Why the decline? “We are so inactive these days and have been since the industrial revolution really kicked into gear,” McAllister replied. “These people were much more robust than we were…”We are simply not exposed to the same loads or challenges that people were in the ancient past and even in the recent past so our bodies haven’t developed. Even the level of training that we do, our elite athletes, doesn’t come close to replicating that.”_

OK, so I can’t throw a spear through a mastodon, run about as fast as Jessica Simpson’s purse dog and if I tried a pick-up line on the average Neanderthal woman (I had a friend in college who specialized in this) she’d rip my arms out of their sockets.

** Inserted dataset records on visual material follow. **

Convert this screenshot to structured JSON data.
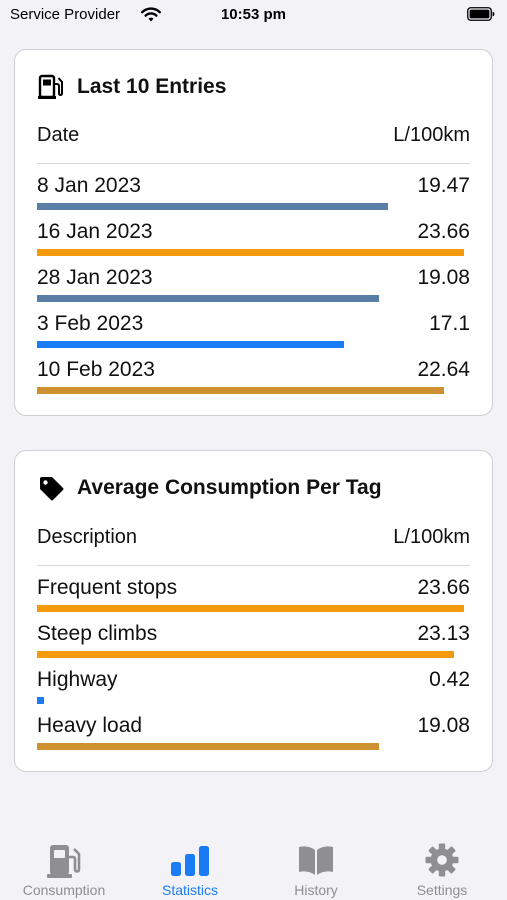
{
  "status_bar": {
    "carrier": "Service Provider",
    "time": "10:53 pm"
  },
  "entries_card": {
    "title": "Last 10 Entries",
    "icon": "fuel-pump-icon",
    "col_left": "Date",
    "col_right": "L/100km",
    "rows": [
      {
        "label": "8 Jan 2023",
        "value": "19.47",
        "fraction": 0.81,
        "color": "#5a7fa6"
      },
      {
        "label": "16 Jan 2023",
        "value": "23.66",
        "fraction": 0.985,
        "color": "#f59a0c"
      },
      {
        "label": "28 Jan 2023",
        "value": "19.08",
        "fraction": 0.79,
        "color": "#5a7fa6"
      },
      {
        "label": "3 Feb 2023",
        "value": "17.1",
        "fraction": 0.71,
        "color": "#1a7cf5"
      },
      {
        "label": "10 Feb 2023",
        "value": "22.64",
        "fraction": 0.94,
        "color": "#cf9032"
      }
    ]
  },
  "tags_card": {
    "title": "Average Consumption Per Tag",
    "icon": "tag-icon",
    "col_left": "Description",
    "col_right": "L/100km",
    "rows": [
      {
        "label": "Frequent stops",
        "value": "23.66",
        "fraction": 0.985,
        "color": "#f59a0c"
      },
      {
        "label": "Steep climbs",
        "value": "23.13",
        "fraction": 0.963,
        "color": "#f59a0c"
      },
      {
        "label": "Highway",
        "value": "0.42",
        "fraction": 0.017,
        "color": "#1a7cf5"
      },
      {
        "label": "Heavy load",
        "value": "19.08",
        "fraction": 0.79,
        "color": "#cf9032"
      }
    ]
  },
  "tab_bar": {
    "tabs": [
      {
        "label": "Consumption",
        "icon": "fuel-pump-icon",
        "active": false
      },
      {
        "label": "Statistics",
        "icon": "bar-chart-icon",
        "active": true
      },
      {
        "label": "History",
        "icon": "book-icon",
        "active": false
      },
      {
        "label": "Settings",
        "icon": "gear-icon",
        "active": false
      }
    ]
  }
}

Being a smartass, my first reaction to this story was, “who cares, that’s what centerfire rifles, ATVs and anabolic steroids are for, right?” But the book’s premise poses an interesting question: by what yardstick do we measure progress or improvement?

Yes, Neanderthals were rough, tough bad dudes, as were aboriginal hunters, Roman soldiers, Tutsi tribesmen and all of our great-great-grandfathers. And yes, we are all creme-filled pastries in physical comparison. But they were, as we are, a product of the epoch in which they lived. Humans adapt themselves to their surroundings, it’s what we do. Times were tough back then, ergo, the people were, too. Modern existence is not nearly as physically difficult (for most of us, anyway), and as a result, neither are we. We also don’t have 30-year lifespans or live in caves. Life is a series of trade-offs.

Are our modern trade-offs worth the price they’ve extracted from us? In the grand scheme of things are we better or poorer for our modern conveniences? I think hunters, by nature of who we are and what we do, struggle with this basic question more than probably any other group. Would you give up your ATV, your tower blind, and your modern scoped rifle in exchange for the skills and prowess possessed by those ancient hunters? Or can you accept that modern hunting, with all its superflous conveniences, is more a reflection of modern society than we sometimes care to admit?